I don’t know about you, but within me there are dreams and wishes that I hold close to my heart. Sometimes these dreams are never uttered and never spoken. Something about dreams feel fragile as if exposing them to light or to the spoken word would scare them off and make them disappear forever, never to be seen or heard from again. Something about dreams feels intensely personal. The revelation of dreams feels vulnerable and intimate in a way that is often uncomfortable. Dreams reveal the most passionate and the most intimate aspect of who you are and what centers and anchors your very being.
As a reader, there was one book that was so influential in my understanding of the written word that it has followed me throughout my life. I first encountered the author, Lois Lowry in my fifth grade English Language Arts class where we read Number the Stars. I can remember my draw to the way she told a story; a story of history, but through the eyes of a young girl. And then I happened upon The Giver in sixth grade. Our English Language Arts teacher was new and didn’t last but a couple of years in the school I went to, but the book I read during free reading has stayed with me for 21 years. The world Lowry created was so foreign and so familiar at the same time. It was my first taste of dystopian literature, which I have loved every since. The Giver was the first time I understood symbolism and figurative language. This unlocked an understanding within me that words were an invitation to new worlds, new understandings, and new adventures.
As a young college student learning to become a teacher, we were given the invitation to read The Giver again and I gladly took it seeing with new eyes the way the story could be an invitation to young readers and writers. We engaged in a heated debate about whether the characters at the end of the book survived or were lost to death or oblivion. As I taught, I read portions of this book as mini-lessons hoping and praying that one of my at-risk students could hear the invitation to imagine and dream about other worlds. Last year in a conversation with my friend, Elisabeth, she encouraged me to reach out to authors who had meant something in my life. I searched for an email address and composed a letter about the impact of the book Son on my life:
Just last year, I happened upon Son (how I had missed it, I’m not sure) as I was recovering from an emergency C-section that left me feeling out of place.
Your words have followed my journey in life and have opened my eyes to possibility and hope. I am now a pastor (something my community of faith would have never supported) and an independent publisher. Thank you for teaching me courage and bravery through your characters and helping me to see in full color.
And this response came:
Thank you so much for writing. Letters like yours remind me why I do what I do. Congratulations on your son and best wishes for the future. Lois Lowry
I had no idea if it was truly her response or an agent or social media manager, but it didn’t matter. I was awe-struck. A year later in the same month, Lois Lowry was scheduled to come to Columbia for a series of events highlighting the power of Storytelling. There was a Thursday night event and a Saturday morning family event. I went to both amazed and astounded to hear her voice in person. She recounted in her Thursday lecture about a series of emails she had with a young student, and I knew then she was the person who had responded to my email. The line was long on Thursday night and although I had brought my books to be signed, I didn’t wait in the line.

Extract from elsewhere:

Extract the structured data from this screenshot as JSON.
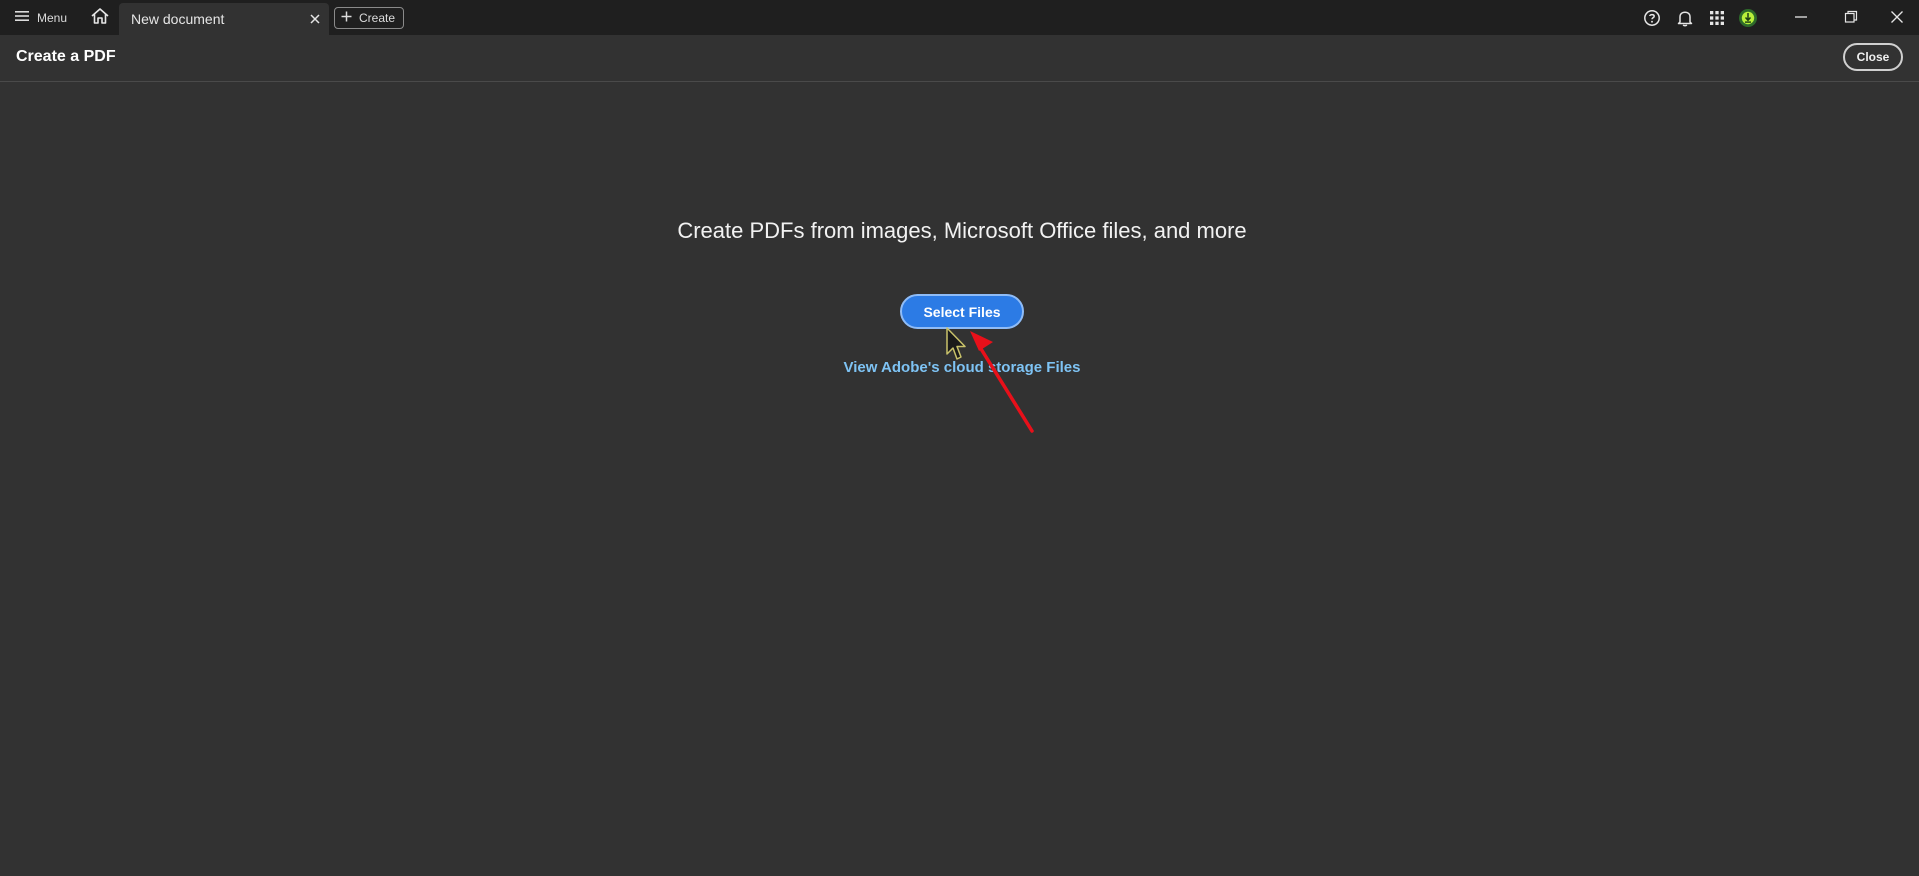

On Saturday morning. she spoke again and because we had missed the morning signing, the line was short to have books signed after she spoke. I took out my stack of books stuttering trying to explain how much each of them meant to me and how glad I was that she was still touring and speaking. My heart was beating quickly, my palms were sweaty. This is what happens when dreams comes true.
It would have been easy to explain all of this away. A series of unconnected events. Meeting an author isn’t all that uncommon. Having books inscribed and signed isn’t all that uncommon either. But meeting the author of the book that first introduced you to symbolism and whose book called Son you discovered only months after having your first child and then seeing your name in that author’s handwritten is something magical and mysterious.
But none of this would have happened had I not uttered aloud my dream: to hear and see Lois Lowry in person. A dream long held within, never hoping to see the light of day because she just doesn’t tour in the part of the country where I live very often and million other practical reasons that try to shadow the light that dreams coming true brings to the world.
Dreams coming true, our true selves being brought to the world, always whispers of connections much more mysterious and mighty than we, in our limited understanding, can comprehend. That’s why we must let these dreams flow forth from our hearts and our souls. We must risk letting these dreams out so that the magical mystery of hope can flow freely into our world.